Prezzi dei prodotti ortofrutticoli (26 aprile)

Dati delle Camere di Commercio elaborati da Bmti


ortofrutticoli

L’andamento dei prezzi dei principali prodotti ortofrutticoli rilevati presso le Camere di Commercio ed elaborati dalla Borsa Merci Telematica Italiana (BMTI). Per ogni piazza (Bologna, Milano, Padova, Roma) sono riportati il prezzo (€/kg), la variazione % sulla settimana e sull’anno precedente e il trend degli ultimi 12 mesi.

 

Asparagi.

Trascorso il periodo delle festività e con tutti gli areali di produzione attivi, le quotazioni sono in calo, mantenendosi comunque su livelli medi per il periodo. La qualità è ancora buona e i consumi si mantengono su livelli medi.

Fave. 

Prezzi che hanno accusato un lieve calo.
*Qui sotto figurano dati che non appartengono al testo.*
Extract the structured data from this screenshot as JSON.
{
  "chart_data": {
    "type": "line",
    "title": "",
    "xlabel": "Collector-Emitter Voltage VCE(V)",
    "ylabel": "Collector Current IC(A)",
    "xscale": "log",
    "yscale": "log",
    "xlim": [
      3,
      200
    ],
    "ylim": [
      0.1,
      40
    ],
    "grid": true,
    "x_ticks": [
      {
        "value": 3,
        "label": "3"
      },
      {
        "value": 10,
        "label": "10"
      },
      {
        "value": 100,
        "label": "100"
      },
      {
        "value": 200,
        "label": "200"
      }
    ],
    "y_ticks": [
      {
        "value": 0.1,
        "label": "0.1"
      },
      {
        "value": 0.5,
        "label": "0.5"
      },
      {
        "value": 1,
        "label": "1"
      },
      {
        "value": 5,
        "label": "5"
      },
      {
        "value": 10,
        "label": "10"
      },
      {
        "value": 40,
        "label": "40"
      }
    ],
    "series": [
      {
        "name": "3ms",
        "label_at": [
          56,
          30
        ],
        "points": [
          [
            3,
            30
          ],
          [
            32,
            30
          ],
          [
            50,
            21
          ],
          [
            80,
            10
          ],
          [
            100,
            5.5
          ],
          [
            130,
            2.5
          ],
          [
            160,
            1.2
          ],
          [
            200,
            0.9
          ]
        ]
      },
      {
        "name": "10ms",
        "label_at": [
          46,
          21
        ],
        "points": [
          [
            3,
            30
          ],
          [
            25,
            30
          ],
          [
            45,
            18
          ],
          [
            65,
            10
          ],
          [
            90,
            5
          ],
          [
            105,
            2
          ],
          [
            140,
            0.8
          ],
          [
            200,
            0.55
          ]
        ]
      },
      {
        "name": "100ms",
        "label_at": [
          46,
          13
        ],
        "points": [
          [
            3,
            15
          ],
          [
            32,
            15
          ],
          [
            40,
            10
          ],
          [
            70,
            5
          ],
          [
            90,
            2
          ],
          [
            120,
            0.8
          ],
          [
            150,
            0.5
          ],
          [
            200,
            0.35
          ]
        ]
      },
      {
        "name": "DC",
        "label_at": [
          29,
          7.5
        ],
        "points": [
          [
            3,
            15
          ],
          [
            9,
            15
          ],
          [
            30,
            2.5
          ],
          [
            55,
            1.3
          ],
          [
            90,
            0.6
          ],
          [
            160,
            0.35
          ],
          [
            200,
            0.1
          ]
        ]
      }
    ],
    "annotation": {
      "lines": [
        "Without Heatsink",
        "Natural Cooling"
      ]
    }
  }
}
La produzione si è ormai sposata nel Nord Italia ma i consumi sono nettamente più bassi, anche perché il consumo di fave nelle regioni settentrionali non è più così elevato come in passato.

Fragole. 

Si è osservato un forte calo delle quotazioni nei giorni successivi alle festività pasquali e il prezzo minimo è stato toccato nella giornata di venerdì. Questo ha fatto sì che il prezzo della fragola e la sua domanda si sono mantenuti su livelli leggermente superiori rispetto alla fine della settimana precedente. È probabile che nei prossimi giorni riducendosi ancora la produzione meridionale e ritardandosi l’inizio della produzione settentrionale le quotazioni possano rimanere su questi livelli, se non andare incontro a leggeri aumenti.

Limoni. 

La produzione italiana e spagnola va calando e questo determina un ribasso delle quotazioni, anche a fronte di un livello qualitativo in leggero calo, soprattutto per quanto riguarda il prodotto nazionale.

Mele.

Nessuna variazione di prezzo. Le vendite si mantengono regolari. È ormai terminata la vendita per la cv Annurca, che anche quest’anno ha avuto un buon andamento delle vendite.

Nespole.

Ancora in calo i prezzi che si stanno portando verso livelli medi del periodo. La produzione sta aumentando. La qualità è particolarmente buona. Vi è ampia disponibilità anche di prodotto di grande taglia.

Pomodori. 

La domanda si mantiene piuttosto elevata per tutti i prodotti. Si mantengono le quotazioni molto alte per ciliegino e datterino, con quest’ultimo che è ancora in aumento in quanto la produzione è deficitaria. Per quanto riguarda il pomodoro rosso a grappolo, l’aumento della produzione olandese sta determinando un calo dei prezzi anche per il prodotto siciliano e spagnolo. La qualità è in generale molto buona. È in aumento la produzione del pomodoro verde, rappresentato soprattutto dal Cuore di Bue i cui prezzi stanno leggermente calando.

Zucchine. 

Il livello dei prezzi è medio basso, determinato da una elevata produzione a fronte di un livello della domanda non particolarmente alto. Alcune tipologie apprezzate soprattutto a livello locale quali costolute, trombetta e le ovali chiare mantengono quotazioni più elevate ma nella media del periodo.